## Mapping function

After initially creating a dataset from NumPy arrays or files, we oftentimes want to apply changes to make the dataset observations more useful. For example, we might create a dataset from heights measured in inches, but we want to train a model on the heights in centimeters. We can convert each observation to the desired format by using the map function.

In [1]:
import numpy as np
import tensorflow as tf

data1 = np.array([[1.2, 2.2],
       [7.3, 0. ]])
data2 = np.array([0.1, 1.1])
d1 = tf.data.Dataset.from_tensor_slices((data1, data2))
d2 = d1.map(lambda x,y:x + y)

for val2 in d2:
       print(val2)

tf.Tensor([1.3 2.3], shape=(2,), dtype=float64)
tf.Tensor([8.4 1.1], shape=(2,), dtype=float64)


## Wrapper functions

One thing to note about map is that its input function must only take in a single argument, representing an individual dataset observation.
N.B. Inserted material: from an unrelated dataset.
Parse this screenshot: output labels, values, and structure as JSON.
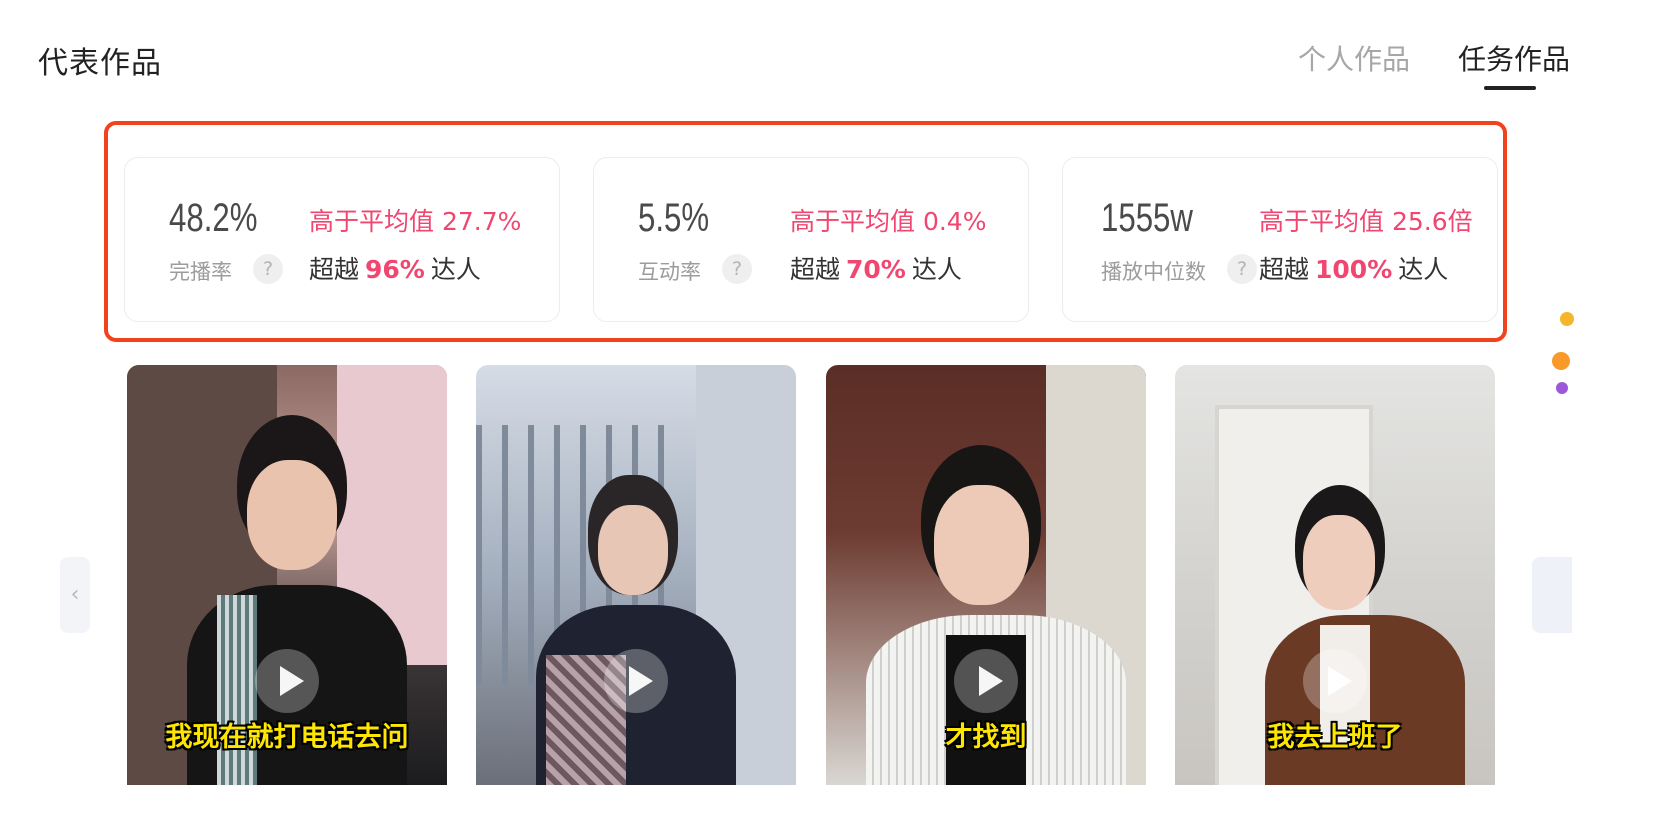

However, we may want to use a multi-argument function as the input to map. In this case, we can use a wrapper to ensure that the input function is in the correct format.

In [2]:
def f(a, b):
       return a - b
data1 = np.array([[4.3, 2.7],
       [1.3, 1. ]])
data2 = np.array([0.2, 0.5])
d1 = tf.data.Dataset.from_tensor_slices(data1)
d2 = d1.map(lambda x:f(x, data2))

for val2 in d2:
       print(val2)

tf.Tensor([4.1 2.2], shape=(2,), dtype=float64)
tf.Tensor([1.1 0.5], shape=(2,), dtype=float64)